Viele Zeitungen schließlich blicken nach Frankreich, wo der Präsidentschaftswahlkampf in die Zielgerade einbiegt. An diesem Sonntag fällt die Entscheidung zwischen Amtsinhaber Sarkozy und Herausforderer Hollande - und es ist eine "höllische Auseinandersetzung", schreibt la Libre Belgique auf Seite eins. Viele Leitartikler sind erschrocken über das Niveau der politischen Debatte im Nachbarland. Der Wahlkampf stinkt, meint unverblümt La Libre Belgique. Vor allem Amtsinhaber Sarkozy bemüht Parolen aus längst vergangenen Zeiten.

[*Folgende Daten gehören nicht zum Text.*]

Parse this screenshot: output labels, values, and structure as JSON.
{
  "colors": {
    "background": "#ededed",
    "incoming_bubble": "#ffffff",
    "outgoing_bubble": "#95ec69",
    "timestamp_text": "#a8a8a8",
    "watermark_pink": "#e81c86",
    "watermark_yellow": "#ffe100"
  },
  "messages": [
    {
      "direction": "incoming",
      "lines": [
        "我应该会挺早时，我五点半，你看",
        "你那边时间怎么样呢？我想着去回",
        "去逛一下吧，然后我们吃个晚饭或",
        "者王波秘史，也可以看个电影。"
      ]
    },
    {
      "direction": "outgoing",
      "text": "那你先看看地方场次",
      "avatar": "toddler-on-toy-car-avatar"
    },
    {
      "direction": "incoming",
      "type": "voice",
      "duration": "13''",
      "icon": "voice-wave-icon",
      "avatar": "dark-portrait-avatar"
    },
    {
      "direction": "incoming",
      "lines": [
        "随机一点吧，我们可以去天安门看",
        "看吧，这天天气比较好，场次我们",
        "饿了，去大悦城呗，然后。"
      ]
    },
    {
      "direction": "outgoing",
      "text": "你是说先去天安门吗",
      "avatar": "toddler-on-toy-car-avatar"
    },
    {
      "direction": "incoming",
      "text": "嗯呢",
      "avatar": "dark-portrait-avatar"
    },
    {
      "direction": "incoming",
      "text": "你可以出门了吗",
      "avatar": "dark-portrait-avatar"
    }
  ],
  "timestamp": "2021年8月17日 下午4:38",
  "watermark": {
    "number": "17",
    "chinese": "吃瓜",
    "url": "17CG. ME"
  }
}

Sarkozy läuft nicht mehr hinter den Rechtsextremen her, er hat sie eingeholt, urteilt auch Le Soir. Er appelliert an den nationalen Geist, poltert gegen Europa, sucht sein Heil in der Abschottung und dem Protektionismus. Dabei weiß man längst, dass Nationalismus und Isolation nicht die Lösung sind. Da kann einem angst und bange werden. In seinem verzweifelten Versuch, das Ruder herumzureißen, hinterlässt Sarkozy verbrannte Erde. Und er merkt's noch nicht einmal.